If there are two pieces of information on a subject, how will the user know if there’s three and the user has missed one? We also fight with ourselves for search results if we duplicate information.
If something is written once and links to relevant info easily and well, people are more likely to trust the content.
Writing for the web: my favourite bits
Some great advice here. My favourite nuggets:
Look at popular information sites like the BBC, The Guardian, Oxfam or Lonely Planet. You’ll see their content is easy to read and understand.
- short sentences
- subheaded sections
- simple vocabulary
Where to publish
You have a website, so you publish everything there. Right? Not necessarily.
Think about where your users go. Do they visit blogs, forums, partner sites or social media? Why not talk to them there too? If all you do is publish on your site, you’re always working to get users to visit it.
…‘front-load’ sub-headings, titles and bullet points. What this means is: put the the most important information first.
For example, say ‘Canteen menu’, not ‘What’s on the menu at the canteen today?’
Transactions style guide: my favourite bits
Service managers have clear guidance from Gov.uk on what services should look like. The best bits are again mighty worthy of reproduction.
Tell users exactly what you want them to do. Don’t invent words to ‘sum up’ the user action.

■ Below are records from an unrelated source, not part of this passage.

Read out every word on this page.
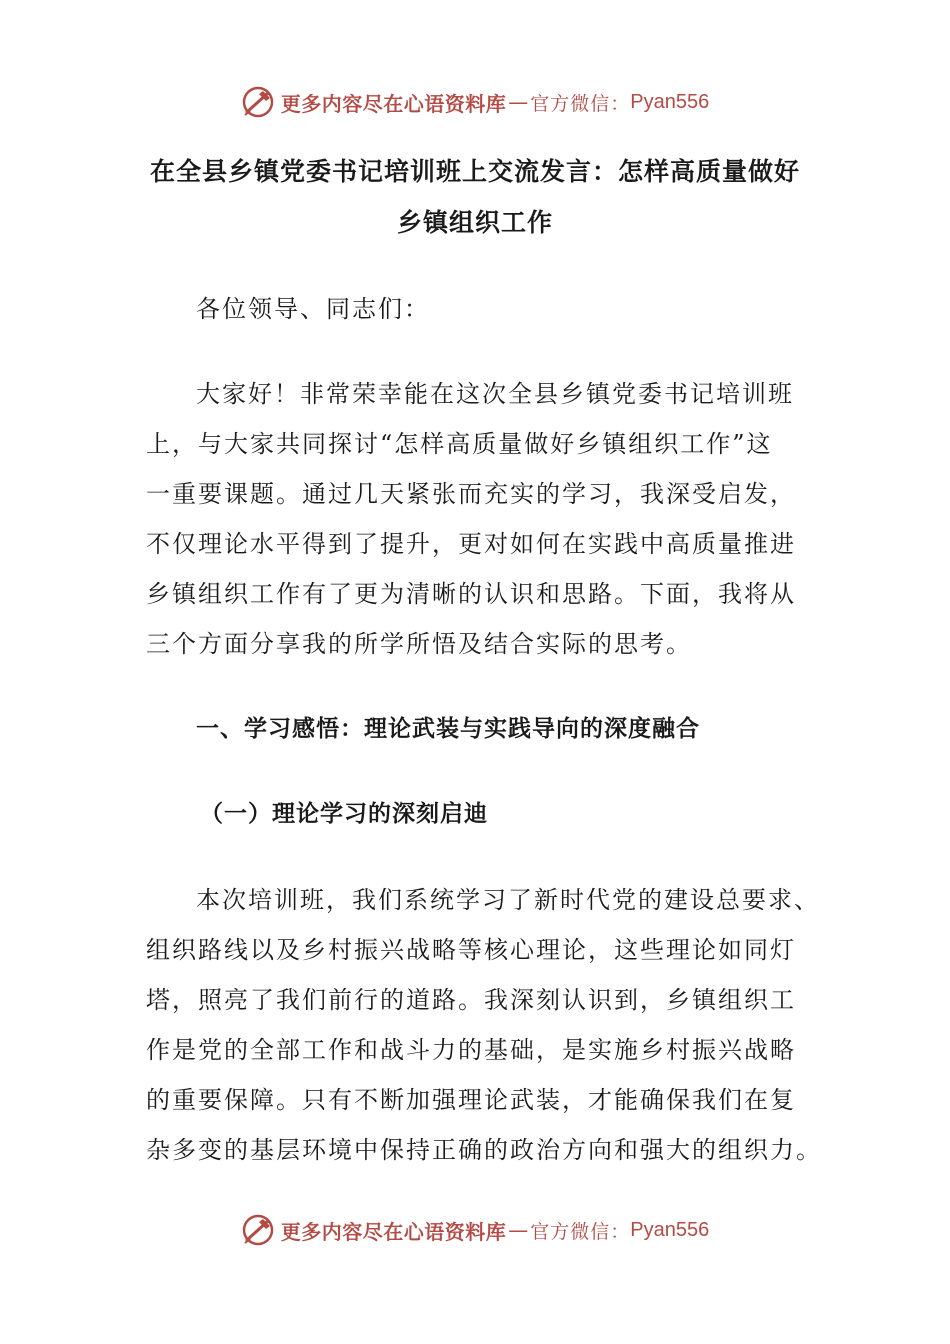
更多内容尽在心语资料库 — 官方微信： Pyan556
在全县乡镇党委书记培训班上交流发言：怎样高质量做好
乡镇组织工作
各位领导、同志们：
大家好！非常荣幸能在这次全县乡镇党委书记培训班
上，与大家共同探讨“怎样高质量做好乡镇组织工作”这
一重要课题。通过几天紧张而充实的学习，我深受启发，
不仅理论水平得到了提升，更对如何在实践中高质量推进
乡镇组织工作有了更为清晰的认识和思路。下面，我将从
三个方面分享我的所学所悟及结合实际的思考。
一、学习感悟：理论武装与实践导向的深度融合
（一）理论学习的深刻启迪
本次培训班，我们系统学习了新时代党的建设总要求、
组织路线以及乡村振兴战略等核心理论，这些理论如同灯
塔，照亮了我们前行的道路。我深刻认识到，乡镇组织工
作是党的全部工作和战斗力的基础，是实施乡村振兴战略
的重要保障。只有不断加强理论武装，才能确保我们在复
杂多变的基层环境中保持正确的政治方向和强大的组织力。
更多内容尽在心语资料库 — 官方微信： Pyan556
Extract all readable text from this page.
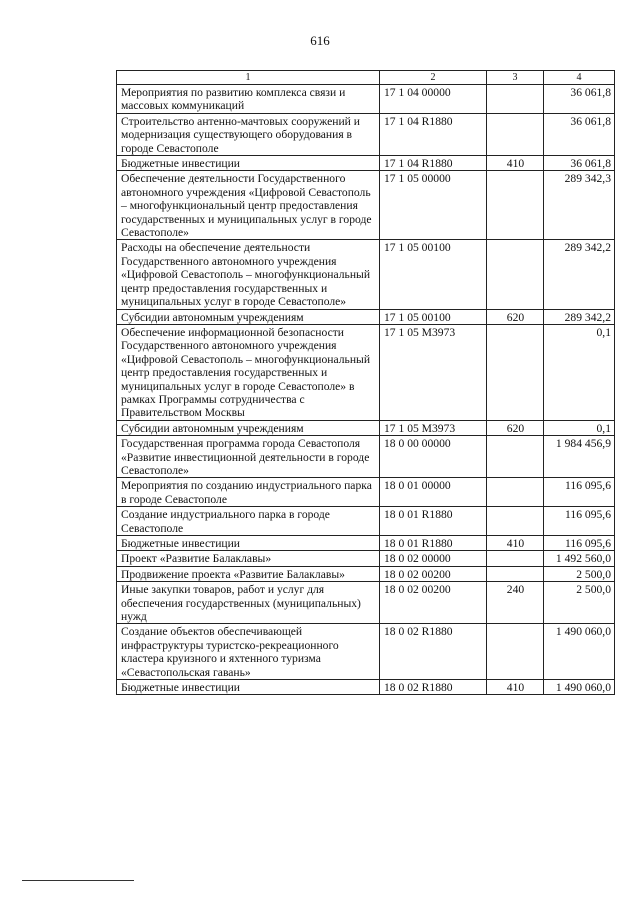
616
1	2	3	4
Мероприятия по развитию комплекса связи и массовых коммуникаций	17 1 04 00000		36 061,8
Строительство антенно-мачтовых сооружений и модернизация существующего оборудования в городе Севастополе	17 1 04 R1880		36 061,8
Бюджетные инвестиции	17 1 04 R1880	410	36 061,8
Обеспечение деятельности Государственного автономного учреждения «Цифровой Севастополь – многофункциональный центр предоставления государственных и муниципальных услуг в городе Севастополе»	17 1 05 00000		289 342,3
Расходы на обеспечение деятельности Государственного автономного учреждения «Цифровой Севастополь – многофункциональный центр предоставления государственных и муниципальных услуг в городе Севастополе»	17 1 05 00100		289 342,2
Субсидии автономным учреждениям	17 1 05 00100	620	289 342,2
Обеспечение информационной безопасности Государственного автономного учреждения «Цифровой Севастополь – многофункциональный центр предоставления государственных и муниципальных услуг в городе Севастополе» в рамках Программы сотрудничества с Правительством Москвы	17 1 05 M3973		0,1
Субсидии автономным учреждениям	17 1 05 M3973	620	0,1
Государственная программа города Севастополя «Развитие инвестиционной деятельности в городе Севастополе»	18 0 00 00000		1 984 456,9
Мероприятия по созданию индустриального парка в городе Севастополе	18 0 01 00000		116 095,6
Создание индустриального парка в городе Севастополе	18 0 01 R1880		116 095,6
Бюджетные инвестиции	18 0 01 R1880	410	116 095,6
Проект «Развитие Балаклавы»	18 0 02 00000		1 492 560,0
Продвижение проекта «Развитие Балаклавы»	18 0 02 00200		2 500,0
Иные закупки товаров, работ и услуг для обеспечения государственных (муниципальных) нужд	18 0 02 00200	240	2 500,0
Создание объектов обеспечивающей инфраструктуры туристско-рекреационного кластера круизного и яхтенного туризма «Севастопольская гавань»	18 0 02 R1880		1 490 060,0
Бюджетные инвестиции	18 0 02 R1880	410	1 490 060,0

Tell HMRC about a change to your company car.
File an HMRC change request
Only ask what you need to know.
Before you start building your service, write out a list of the information you need from the user and why you need it. For example, ‘need to know their income so that we can subtract income over £100 a week from benefit paid’.
This will force you to think through each piece of information you’re asking the user to give you. Remember, just because it’s in your current service, doesn’t mean you need it.
Number of questions
Keep the number of questions to a minimum.
For example, instead of asking users 10 questions about their personal circumstances you can group these into a checklist.
Example: Your circumstances
Use: Which of these apply to you?
Choose all that apply [from this checklist]:
- you have a spouse or partner.
- you’re registered for Self Assessment.
- your household income is £30,000 or more.
The checklist is simpler for users than 3 separate questions:
- are you married or in a civil partnership?
- are you registered for Self Assessment?
- is your household income £30,000 or more?
Make a great style guide the priority for your organisation in 2014.